Several important limitations should be noted. First, by relying on adverse effects, this algorithm will yield results biased towards drugs with less clean adverse effect profiles. Thus, a perfect drug which acts in the brain but yields no brain-specific adverse effects will likely not be prioritized. (Such drugs are to be hoped for, but whether they exist is unclear.) Similarly, depending on the panel of drugs selected, it is possible that scores will point not only to brain penetration, but to mechanisms of action. So, for example, seeding with a single tricyclic antidepressant prioritizes other tricyclic antidepressants. To counter this tendency, the default panel investigated here draws on drugs from multiple classes and targets. Additionally, defining the visualization in terms of differences from panels and drugs means an element of nominal within-drug scaling is introduced.

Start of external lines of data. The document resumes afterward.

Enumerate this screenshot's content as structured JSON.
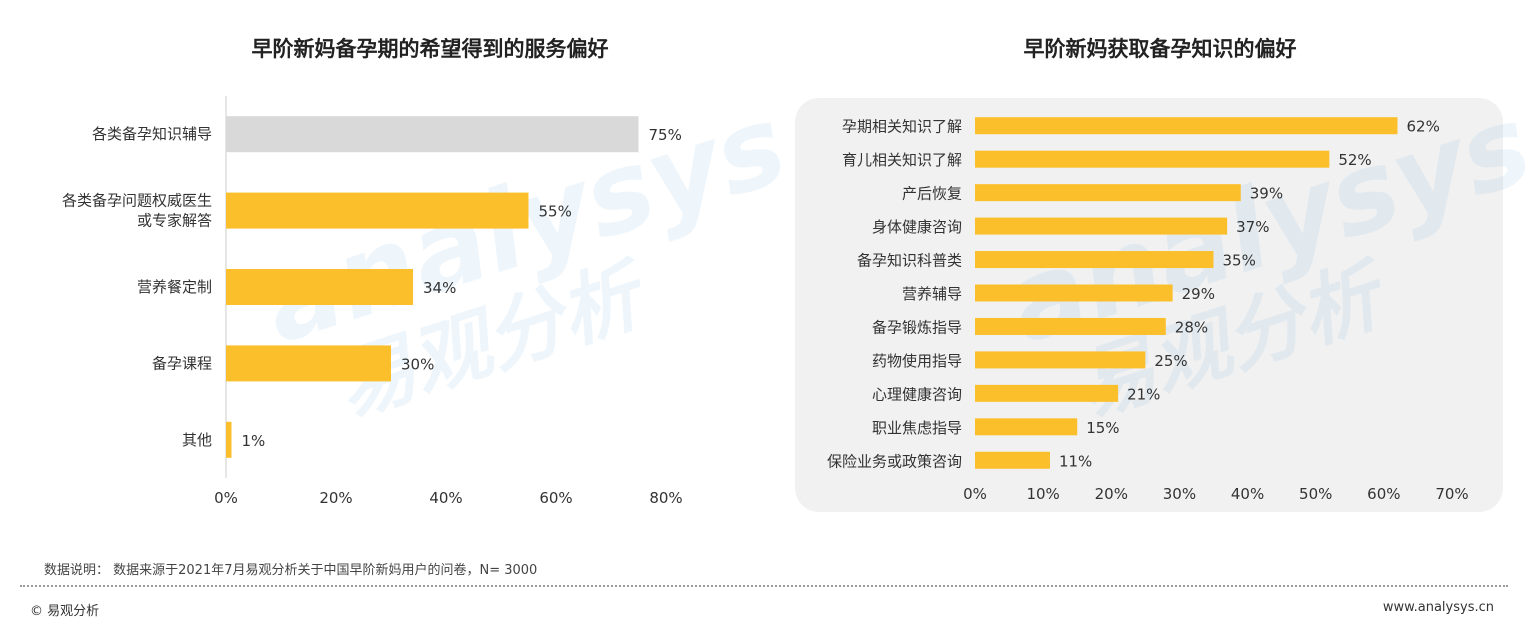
{
  "left_chart": {
    "title": "早阶新妈备孕期的希望得到的服务偏好"
  },
  "right_chart": {
    "title": "早阶新妈获取备孕知识的偏好"
  },
  "colors": {
    "bar": "#fbbf2b",
    "highlight_bar": "#d9d9d9",
    "panel": "#f1f1f1",
    "axis": "#cccccc",
    "text": "#333333"
  },
  "footer": {
    "note": "数据说明：  数据来源于2021年7月易观分析关于中国早阶新妈用户的问卷，N= 3000",
    "copyright": "© 易观分析",
    "site": "www.analysys.cn"
  },
  "watermark": {
    "brand": "analysys",
    "cn": "易观分析"
  },
  "chart_data": [
    {
      "type": "bar",
      "orientation": "horizontal",
      "title": "早阶新妈备孕期的希望得到的服务偏好",
      "categories": [
        [
          "各类备孕知识辅导"
        ],
        [
          "各类备孕问题权威医生",
          "或专家解答"
        ],
        [
          "营养餐定制"
        ],
        [
          "备孕课程"
        ],
        [
          "其他"
        ]
      ],
      "values": [
        75,
        55,
        34,
        30,
        1
      ],
      "value_labels": [
        "75%",
        "55%",
        "34%",
        "30%",
        "1%"
      ],
      "highlight_index": 0,
      "xlim": [
        0,
        80
      ],
      "xticks": [
        "0%",
        "20%",
        "40%",
        "60%",
        "80%"
      ],
      "grid": false
    },
    {
      "type": "bar",
      "orientation": "horizontal",
      "title": "早阶新妈获取备孕知识的偏好",
      "categories": [
        "孕期相关知识了解",
        "育儿相关知识了解",
        "产后恢复",
        "身体健康咨询",
        "备孕知识科普类",
        "营养辅导",
        "备孕锻炼指导",
        "药物使用指导",
        "心理健康咨询",
        "职业焦虑指导",
        "保险业务或政策咨询"
      ],
      "values": [
        62,
        52,
        39,
        37,
        35,
        29,
        28,
        25,
        21,
        15,
        11
      ],
      "value_labels": [
        "62%",
        "52%",
        "39%",
        "37%",
        "35%",
        "29%",
        "28%",
        "25%",
        "21%",
        "15%",
        "11%"
      ],
      "xlim": [
        0,
        70
      ],
      "xticks": [
        "0%",
        "10%",
        "20%",
        "30%",
        "40%",
        "50%",
        "60%",
        "70%"
      ],
      "grid": false
    }
  ]
}
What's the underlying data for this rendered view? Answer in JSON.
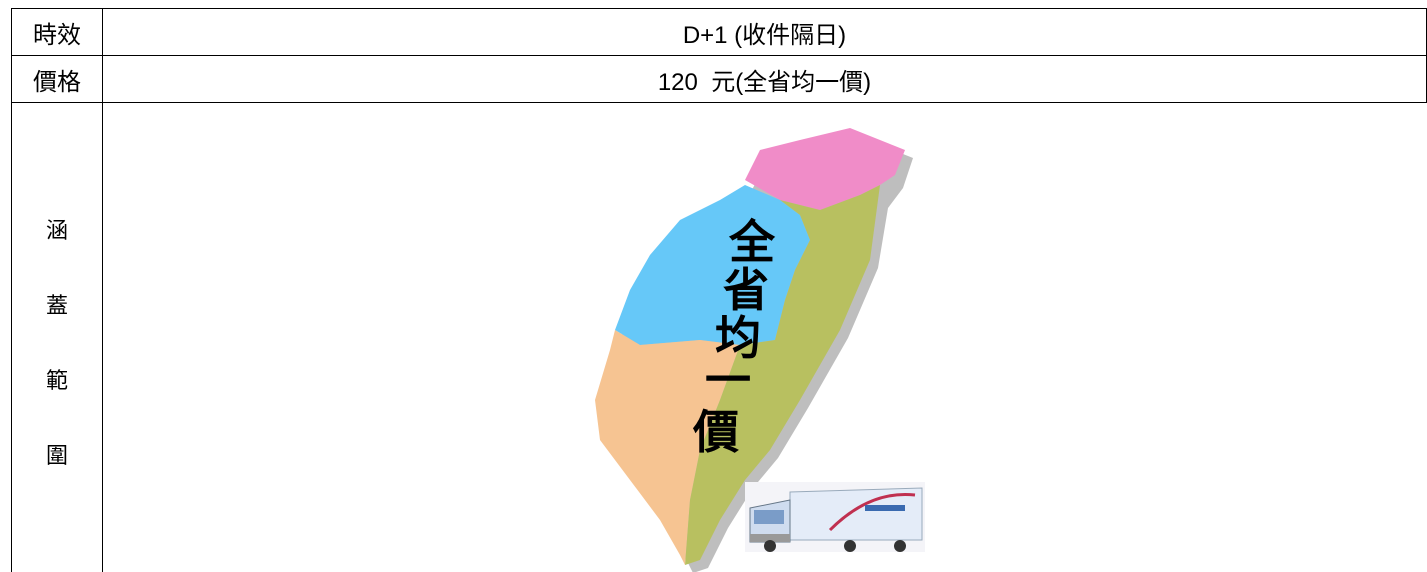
{
  "table": {
    "rows": [
      {
        "label": "時效",
        "value": "D+1 (收件隔日)"
      },
      {
        "label": "價格",
        "value": "120  元(全省均一價)"
      }
    ]
  },
  "coverage": {
    "label_chars": [
      "涵",
      "蓋",
      "範",
      "圍"
    ],
    "map_text": [
      "全",
      "省",
      "均",
      "一",
      "價"
    ]
  }
}
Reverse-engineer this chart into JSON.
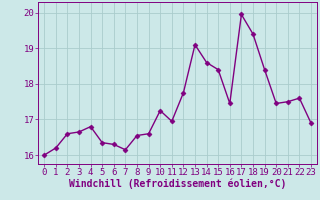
{
  "x": [
    0,
    1,
    2,
    3,
    4,
    5,
    6,
    7,
    8,
    9,
    10,
    11,
    12,
    13,
    14,
    15,
    16,
    17,
    18,
    19,
    20,
    21,
    22,
    23
  ],
  "y": [
    16.0,
    16.2,
    16.6,
    16.65,
    16.8,
    16.35,
    16.3,
    16.15,
    16.55,
    16.6,
    17.25,
    16.95,
    17.75,
    19.1,
    18.6,
    18.4,
    17.45,
    19.95,
    19.4,
    18.4,
    17.45,
    17.5,
    17.6,
    16.9
  ],
  "line_color": "#800080",
  "marker": "D",
  "marker_size": 2.5,
  "bg_color": "#cce8e8",
  "grid_color": "#aacccc",
  "xlabel": "Windchill (Refroidissement éolien,°C)",
  "ylim": [
    15.75,
    20.3
  ],
  "xlim": [
    -0.5,
    23.5
  ],
  "yticks": [
    16,
    17,
    18,
    19,
    20
  ],
  "xticks": [
    0,
    1,
    2,
    3,
    4,
    5,
    6,
    7,
    8,
    9,
    10,
    11,
    12,
    13,
    14,
    15,
    16,
    17,
    18,
    19,
    20,
    21,
    22,
    23
  ],
  "tick_label_size": 6.5,
  "xlabel_size": 7,
  "line_width": 1.0
}
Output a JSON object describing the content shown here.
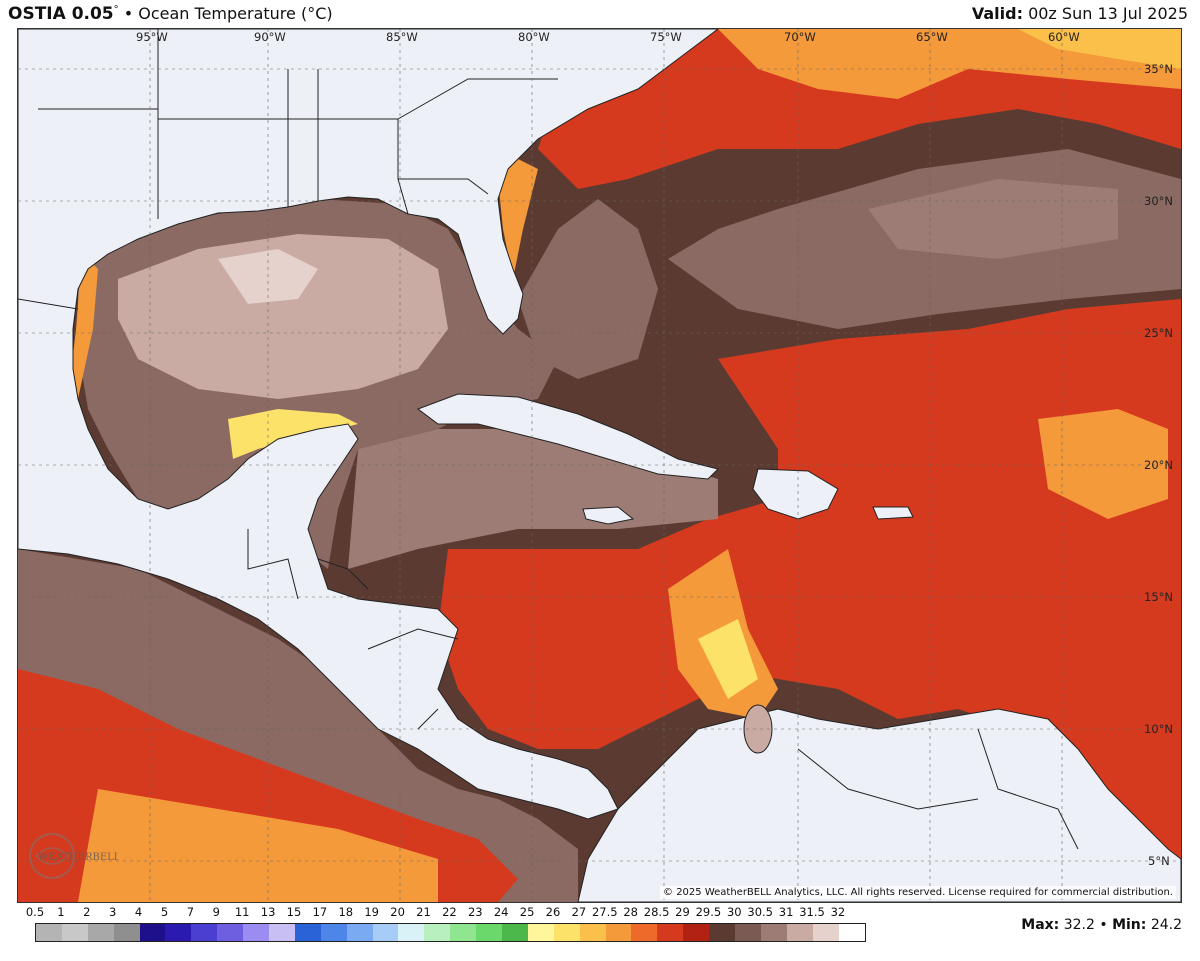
{
  "header": {
    "title_bold": "OSTIA 0.05",
    "title_deg": "°",
    "title_rest": " • Ocean Temperature (°C)",
    "valid_label": "Valid:",
    "valid_value": " 00z Sun 13 Jul 2025"
  },
  "map": {
    "lon_labels": [
      "95°W",
      "90°W",
      "85°W",
      "80°W",
      "75°W",
      "70°W",
      "65°W",
      "60°W"
    ],
    "lat_labels": [
      "35°N",
      "30°N",
      "25°N",
      "20°N",
      "15°N",
      "10°N",
      "5°N"
    ],
    "copyright": "© 2025 WeatherBELL Analytics, LLC. All rights reserved. License required for commercial distribution.",
    "logo_text": "WeatherBELL",
    "colors": {
      "land": "#eef0f8",
      "warm_max": "#fde7a8",
      "orange": "#f59a3a",
      "red": "#d63a1e",
      "brown_dark": "#5b3a31",
      "brown_mid": "#8a6a62",
      "brown_light": "#c9aba4"
    }
  },
  "legend": {
    "labels": [
      "0.5",
      "1",
      "2",
      "3",
      "4",
      "5",
      "7",
      "9",
      "11",
      "13",
      "15",
      "17",
      "18",
      "19",
      "20",
      "21",
      "22",
      "23",
      "24",
      "25",
      "26",
      "27",
      "27.5",
      "28",
      "28.5",
      "29",
      "29.5",
      "30",
      "30.5",
      "31",
      "31.5",
      "32"
    ],
    "colors": [
      "#b4b4b4",
      "#c8c8c8",
      "#a8a8a8",
      "#8f8f8f",
      "#1e0f8a",
      "#2a1ab0",
      "#4a3fd0",
      "#6d5fe0",
      "#9a8cf0",
      "#c8c0f5",
      "#2a62d8",
      "#4d86e8",
      "#7aaaf2",
      "#a8ccf8",
      "#d8f2f8",
      "#b8f0c0",
      "#90e690",
      "#6ad86a",
      "#4cb84c",
      "#fff59a",
      "#fde26a",
      "#fbc04a",
      "#f59a3a",
      "#ee6a2a",
      "#d63a1e",
      "#b22212",
      "#5b3a31",
      "#7a5a52",
      "#9c7c74",
      "#c9aba4",
      "#e6d2cc",
      "#ffffff"
    ],
    "max_label": "Max:",
    "max_value": "32.2",
    "min_label": "Min:",
    "min_value": "24.2"
  }
}
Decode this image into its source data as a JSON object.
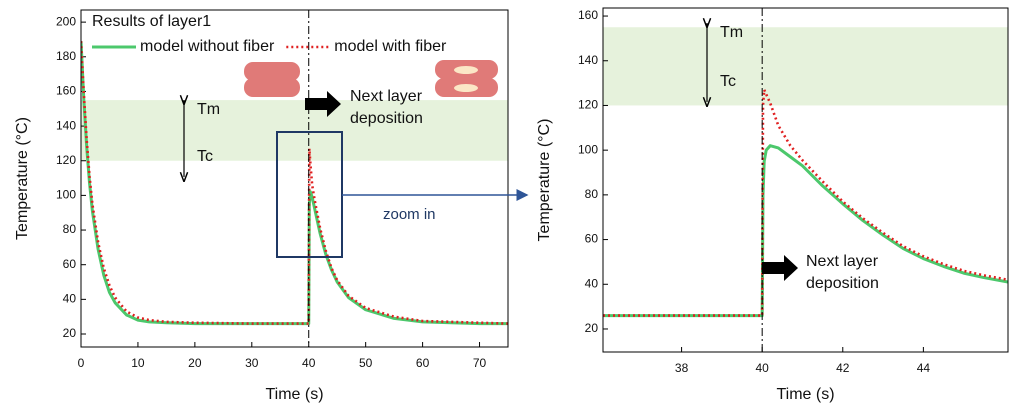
{
  "chart_data": [
    {
      "type": "line",
      "title": "Results of layer1",
      "x_label": "Time (s)",
      "y_label": "Temperature (°C)",
      "x": [
        0,
        0.5,
        1,
        1.5,
        2,
        3,
        4,
        5,
        6,
        8,
        10,
        12,
        15,
        20,
        30,
        40,
        40.1,
        40.3,
        40.6,
        41,
        42,
        43,
        44,
        45,
        47,
        50,
        55,
        60,
        70,
        75
      ],
      "series": [
        {
          "name": "model without fiber",
          "color": "#4cc86c",
          "style": "solid",
          "values": [
            189,
            155,
            128,
            107,
            91,
            69,
            54,
            44,
            38,
            31,
            28,
            27,
            26.5,
            26,
            26,
            26,
            95,
            102,
            99,
            93,
            78,
            66,
            57,
            50,
            41,
            34,
            29,
            27,
            26,
            26
          ]
        },
        {
          "name": "model with fiber",
          "color": "#e02020",
          "style": "dotted",
          "values": [
            189,
            158,
            132,
            111,
            95,
            73,
            58,
            48,
            41,
            33,
            29.5,
            28,
            27,
            26.5,
            26,
            26,
            127,
            118,
            106,
            98,
            81,
            68,
            58,
            51,
            42,
            35,
            30,
            27.5,
            26.5,
            26
          ]
        }
      ],
      "xlim": [
        0,
        75
      ],
      "ylim": [
        12.5,
        207
      ],
      "xticks": [
        0,
        10,
        20,
        30,
        40,
        50,
        60,
        70
      ],
      "yticks": [
        20,
        40,
        60,
        80,
        100,
        120,
        140,
        160,
        180,
        200
      ],
      "legend": "upper left",
      "shaded_range": [
        120,
        155
      ],
      "vline": 40,
      "annotations": {
        "range_top": "Tm",
        "range_bottom": "Tc",
        "event": [
          "Next layer",
          "deposition"
        ],
        "zoom": "zoom in"
      }
    },
    {
      "type": "line",
      "x_label": "Time (s)",
      "y_label": "Temperature (°C)",
      "x": [
        36.05,
        40,
        40.02,
        40.05,
        40.1,
        40.2,
        40.4,
        40.7,
        41,
        41.5,
        42,
        42.5,
        43,
        43.5,
        44,
        44.5,
        45,
        45.5,
        46.1
      ],
      "series": [
        {
          "color": "#4cc86c",
          "style": "solid",
          "values": [
            26,
            26,
            80,
            95,
            100,
            102,
            101,
            97,
            93,
            84,
            76,
            68.5,
            62,
            56,
            51.5,
            48,
            45,
            43,
            41
          ]
        },
        {
          "color": "#e02020",
          "style": "dotted",
          "values": [
            26,
            26,
            120,
            127,
            125,
            121,
            111,
            102,
            95.5,
            86,
            77,
            69.5,
            63,
            57,
            52.5,
            49,
            46,
            44,
            42
          ]
        }
      ],
      "xlim": [
        36.05,
        46.1
      ],
      "ylim": [
        9.7,
        163.6
      ],
      "xticks": [
        38,
        40,
        42,
        44
      ],
      "yticks": [
        20,
        40,
        60,
        80,
        100,
        120,
        140,
        160
      ],
      "shaded_range": [
        120,
        155
      ],
      "vline": 40,
      "annotations": {
        "range_top": "Tm",
        "range_bottom": "Tc",
        "event": [
          "Next layer",
          "deposition"
        ]
      }
    }
  ]
}
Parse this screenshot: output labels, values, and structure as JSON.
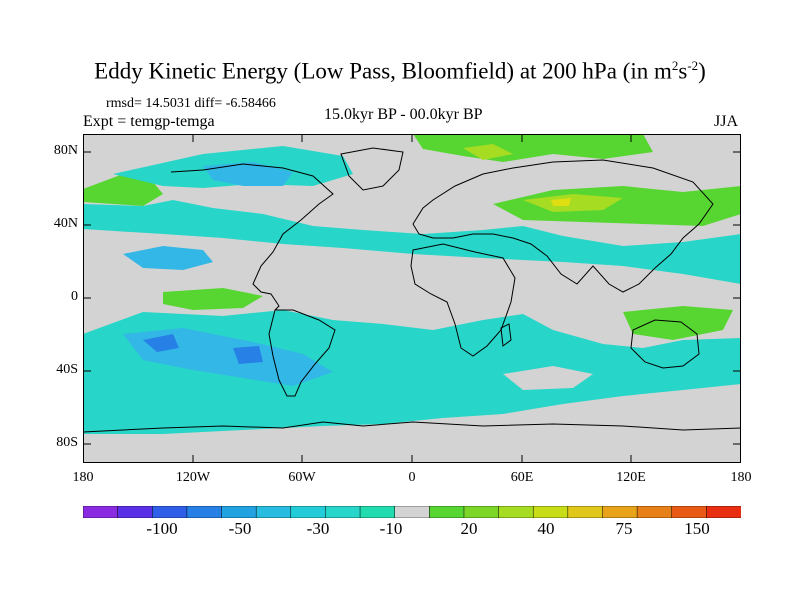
{
  "title": {
    "main": "Eddy Kinetic Energy (Low Pass, Bloomfield) at 200 hPa (in m",
    "exp1": "2",
    "mid": "s",
    "exp2": "-2",
    "end": ")"
  },
  "stats": "rmsd= 14.5031 diff= -6.58466",
  "expt": "Expt = temgp-temga",
  "period": "15.0kyr BP - 00.0kyr BP",
  "season": "JJA",
  "axes": {
    "lat_labels": [
      "80N",
      "40N",
      "0",
      "40S",
      "80S"
    ],
    "lon_labels": [
      "180",
      "120W",
      "60W",
      "0",
      "60E",
      "120E",
      "180"
    ]
  },
  "colors": {
    "land_neutral": "#d3d3d3",
    "ocean_cyan": "#27d6c8",
    "ocean_blue": "#33b7e6",
    "green": "#57d632",
    "yellowgreen": "#a6dc22",
    "yellow": "#dede12"
  },
  "colorbar": {
    "labels": [
      "-100",
      "-50",
      "-30",
      "-10",
      "20",
      "40",
      "75",
      "150"
    ],
    "colors": [
      "#8a2be2",
      "#5b2fe8",
      "#2f5fe8",
      "#2680e6",
      "#23a2e2",
      "#28bde0",
      "#24ccd8",
      "#27d6c8",
      "#22dcb0",
      "#d3d3d3",
      "#57d632",
      "#7bd627",
      "#a6dc22",
      "#c9dc18",
      "#e0c81a",
      "#e8a31a",
      "#e8801a",
      "#e85a16",
      "#e82f12"
    ]
  }
}
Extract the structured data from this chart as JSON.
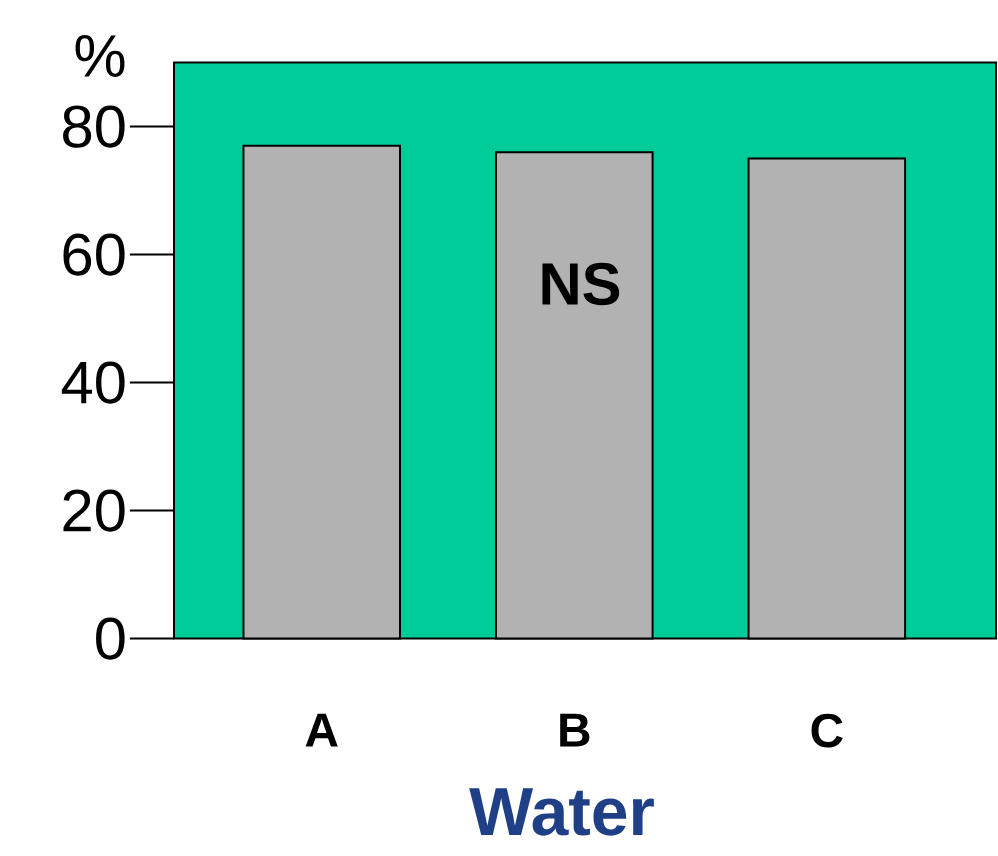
{
  "chart_data": {
    "type": "bar",
    "xlabel": "Water",
    "ylabel": "%",
    "categories": [
      "A",
      "B",
      "C"
    ],
    "values": [
      77,
      76,
      75
    ],
    "color": "#b2b2b2",
    "ylim": [
      0,
      90
    ],
    "yticks": [
      0,
      20,
      40,
      60,
      80
    ],
    "grid": false,
    "annotations": [
      "NS"
    ]
  }
}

Despite these limitations, the present report suggests that adverse effects represent a useful proxy for brain penetration, and further validates the general proposal in earlier reports that adverse effects may be used for repurposing. Furthermore the tool created suggests that research of this nature can be readily translated into forms that place minimal demands on potential downstream researchers. By combining intuitive data with rudimentary statistics in the form of a readily-accessible calculator, the intention is to encourage clinical investigators to consider repurposing drugs which may have off- or on-target effects useful for psychiatric indications.

Supplemental materials

Supplemental materials: website (http://repoman.mghcedd.org)

Statement of Interest

Dr Perlis is a member of scientific advisory boards or has received consulting fees from Genomind, Healthrageous, Pamlab, Perfect Health, Pfizer, Proteus Biomedical, and RIDVentures. He has received research support from Proteus Biomedical, and royalties from Concordant Rater Systems (now UBC).